Orpheus: Un acercamiento a la voz de Scott Walker

Para todos a los que nos fue arrebatado ese bello don que es tener una buena voz cuando nacimos, existen momentos en los que bien por ocio, mero aburrimiento o incluso pura inspiración, soltamos aquello de «me encantaría cantar como…». Hay muchas voces únicas e indiscutiblemente formidables; luego, además, están las que nos atraviesan sin concesión. Aquí entran unas medidas totalmente personales, claro está. Dentro de mi lista no escrita de cantantes favoritos hay muchos que considero un regalo a cualquier amante de la música; y de entre ellos, están los que tienen esa voz que te hace pensar «qué increíble sería tener esa voz». Para mí, dentro de dos o tres nombres, hay uno que siempre me lleva a este pensamiento: Scott Walker.

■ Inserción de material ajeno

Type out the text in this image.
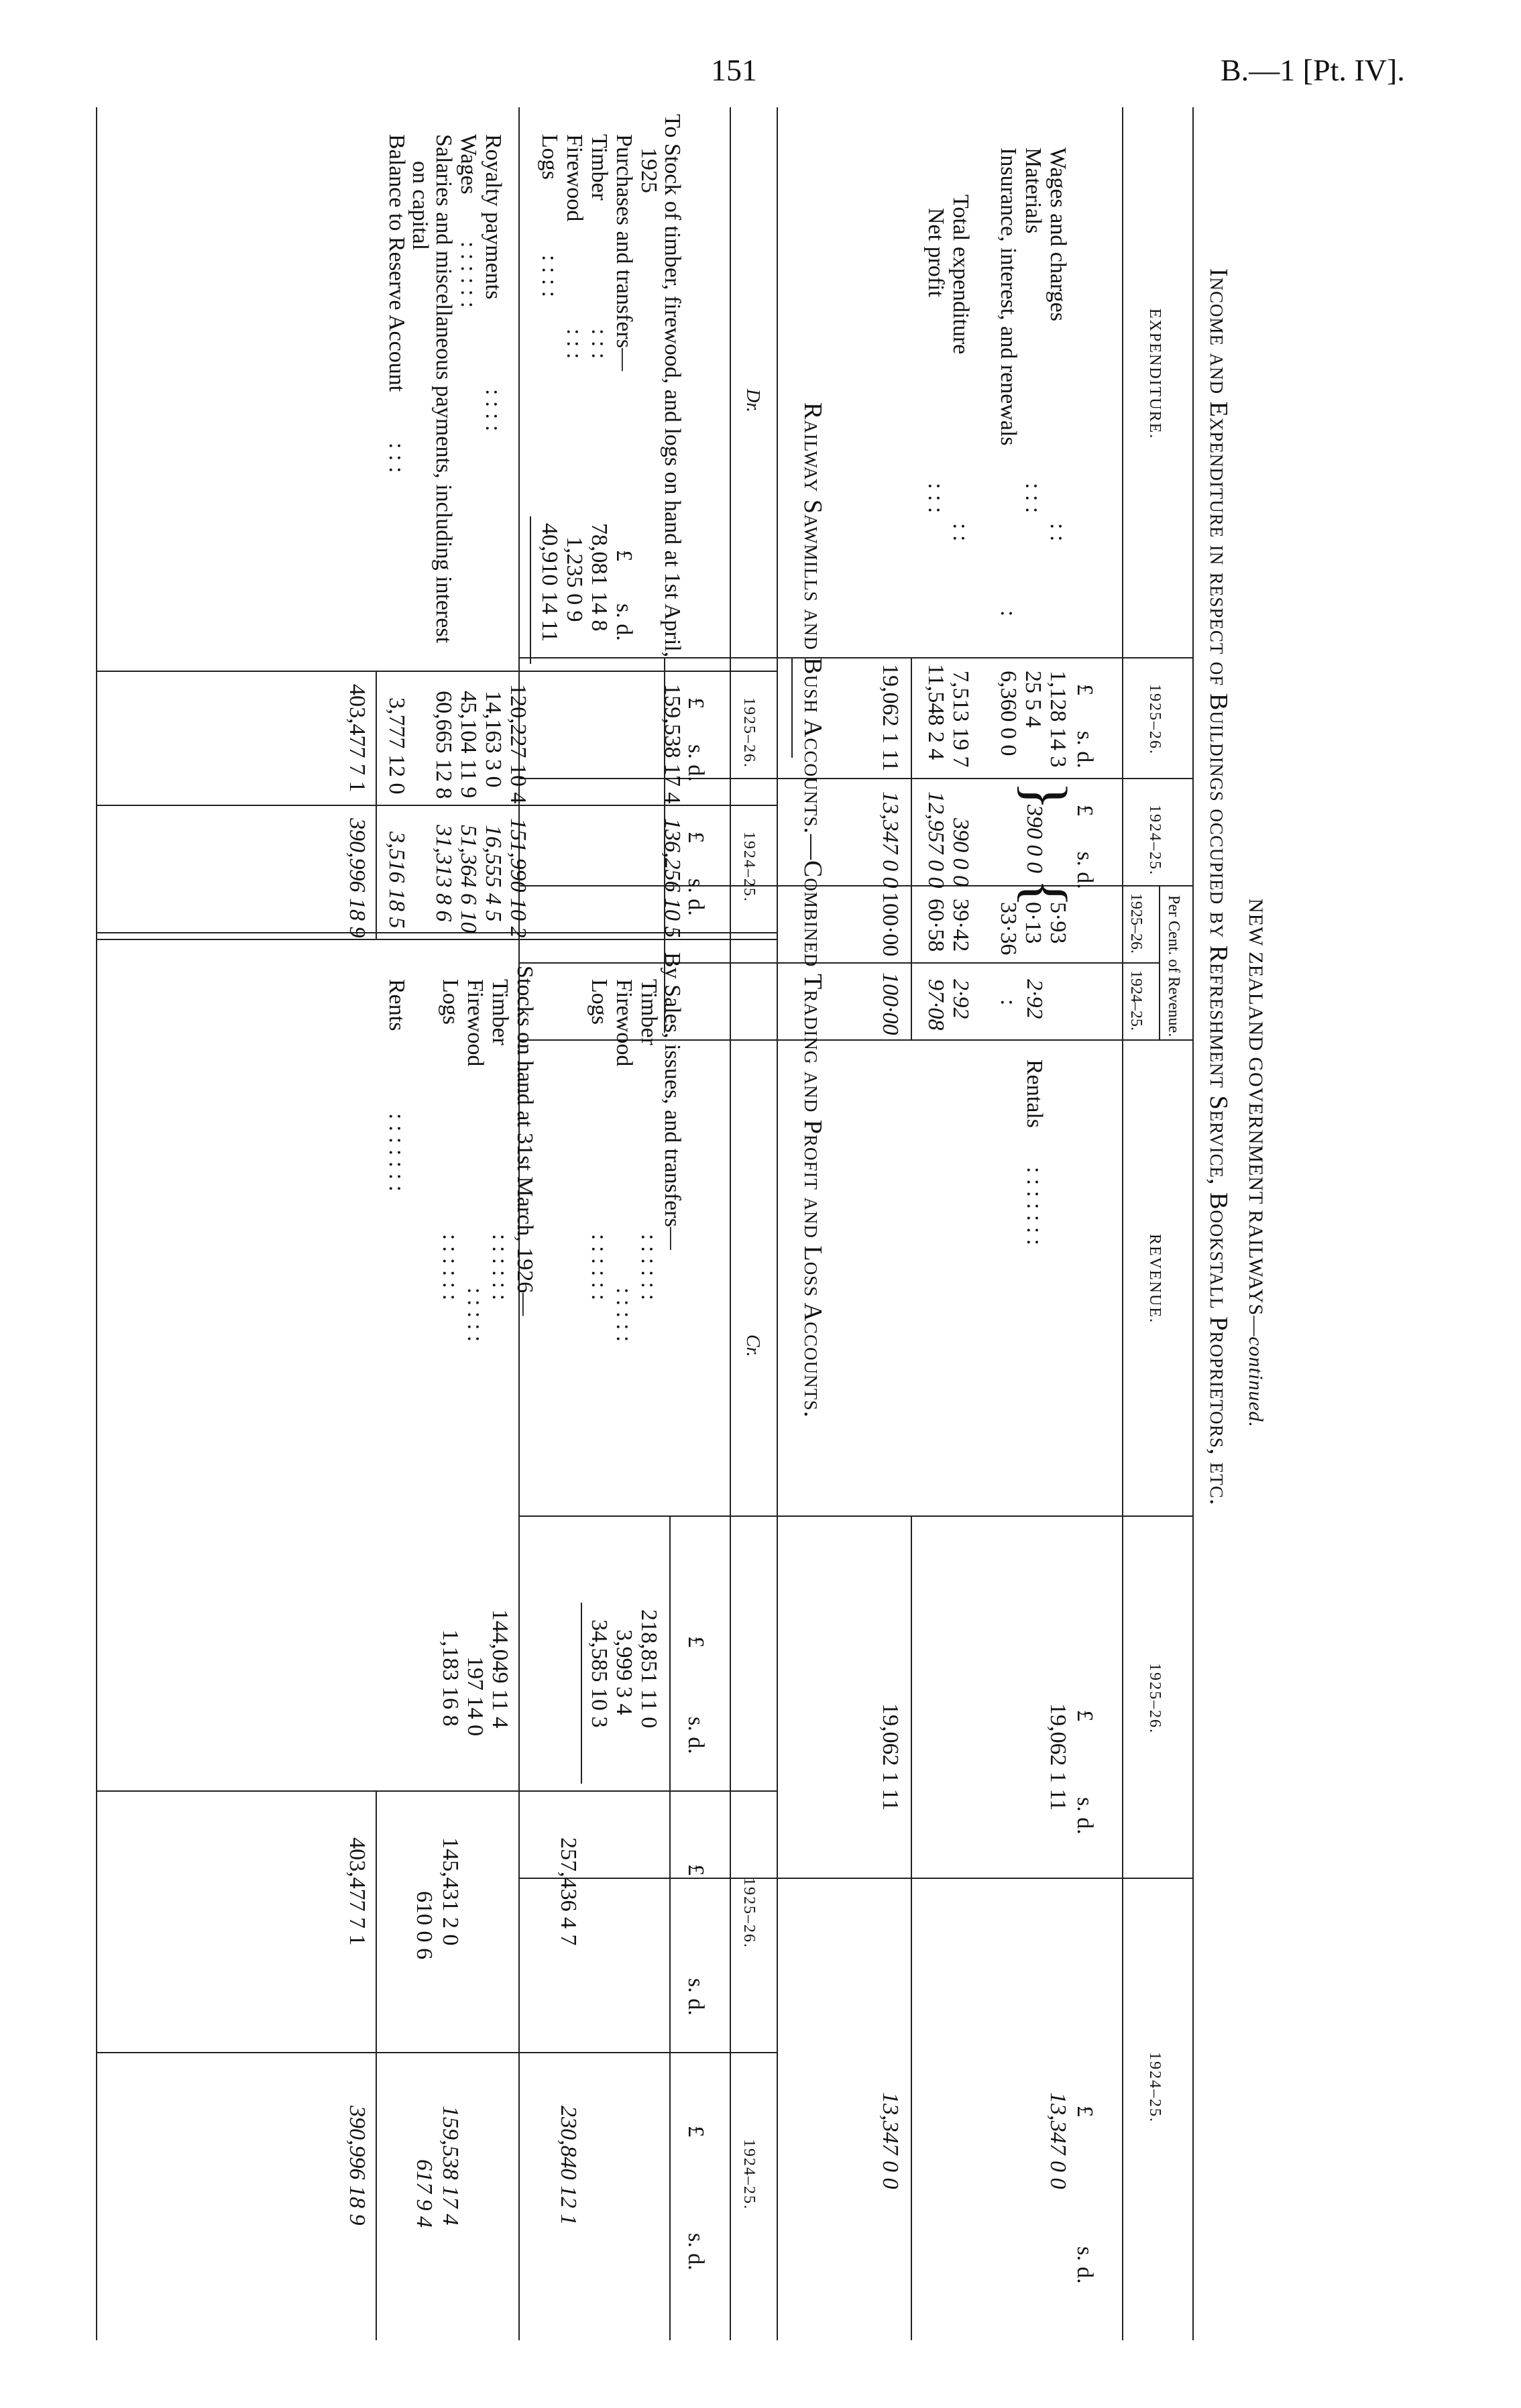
151	B.—1 [Pt. IV].
NEW ZEALAND GOVERNMENT RAILWAYS—continued.
Income and Expenditure in respect of Buildings occupied by Refreshment Service, Bookstall Proprietors, etc.
EXPENDITURE.
1925–26.
1924–25.
Per Cent. of Revenue.
1925–26.
1924–25.
REVENUE.
1925–26.
1924–25.
£
s. d.
£
s. d.
£
s. d.
£
s. d.
Wages and charges
: :
1,128 14 3
5·93
Materials
: : :
25 5 4
0·13
Insurance, interest, and renewals
:
6,360 0 0
33·36
}
{
390 0 0
2·92
:
Total expenditure
: :
7,513 19 7
390 0 0
39·42
2·92
Net profit
: : :
11,548 2 4
12,957 0 0
60·58
97·08
19,062 1 11
13,347 0 0
100·00
100·00
Rentals
: : : : : : :
19,062 1 11
13,347 0 0
19,062 1 11
13,347 0 0
Railway Sawmills and Bush Accounts.—Combined Trading and Profit and Loss Accounts.
Dr.
1925–26.
1924–25.
Cr.
1925–26.
1924–25.
£
s. d.
£
s. d.
£
s. d.
£
s. d.
£
s. d.
To Stock of timber, firewood, and logs on hand at 1st April,
1925
159,538 17 4
136,256 10 5
Purchases and transfers—
£
s. d.
Timber
: : :
78,081 14 8
Firewood
: : :
1,235 0 9
Logs
: : : :
40,910 14 11
120,227 10 4
151,990 10 2
Royalty payments
: : : :
14,163 3 0
16,555 4 5
Wages
: : : : : :
45,104 11 9
51,364 6 10
Salaries and miscellaneous payments, including interest
on capital
60,665 12 8
31,313 8 6
Balance to Reserve Account
: : :
3,777 12 0
3,516 18 5
403,477 7 1
390,996 18 9
By Sales, issues, and transfers—
Timber
: : : : : :
218,851 11 0
Firewood
: : : : :
3,999 3 4
Logs
: : : : : :
34,585 10 3
257,436 4 7
230,840 12 1
Stocks on hand at 31st March, 1926—
Timber
: : : : : :
144,049 11 4
Firewood
: : : : :
197 14 0
Logs
: : : : : :
1,183 16 8
145,431 2 0
159,538 17 4
Rents
: : : : : : :
610 0 6
617 9 4
403,477 7 1
390,996 18 9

¿Y quién diantres es Scott Walker? Algo así venía a preguntar David Bowie sin esperar respuesta en el documental que produjo sobre la figura del cantante norteamericano hace unos años. Quizás, muchos os preguntéis lo mismo ahora mismo. Es muy probable que Scott Walker sea uno de esos artistas a los que los calificativos de ‘esquivo’, ‘maldito’ o ‘sombrío’ se convierten en casi sinónimos cuando se leen cosas relacionadas con su nombre. Y es curioso, porque a mediados de los sesenta formó parte de uno de los grupos con mayores legiones de fans en el Reino Unido, The Walker Brothers. Pese a ser un trío proveniente de Estados Unidos, The Walker Brothers —que ni eran Walker, ni eran Brothers—tuvieron gran éxito y reconocimiento en las islas británicas gracias a su pop grandilocuente y orquestado revestido por la increíble voz de Scott Walker en primer plano.

 


 

Es un poco extraño que el estilo sofisticado de The Walker Brothers tuviera tanto éxito entre la juventud británica, o puede que no. Realmente eran tres chicos bien parecidos, hecho que unido a la temática amorosa de la mayoría de sus canciones, les hizo convertirse en algo así como los Back Street Boys de mediados de los sesenta. Sin embargo, los intereses de Scott Walker distaban bastante de ser uno de los mayores ‘Teen idol’ del momento, como comenzó a reflejar en sus primeras composiciones dentro de la banda como ‘Archangel’ o ‘Mrs. Murphy’.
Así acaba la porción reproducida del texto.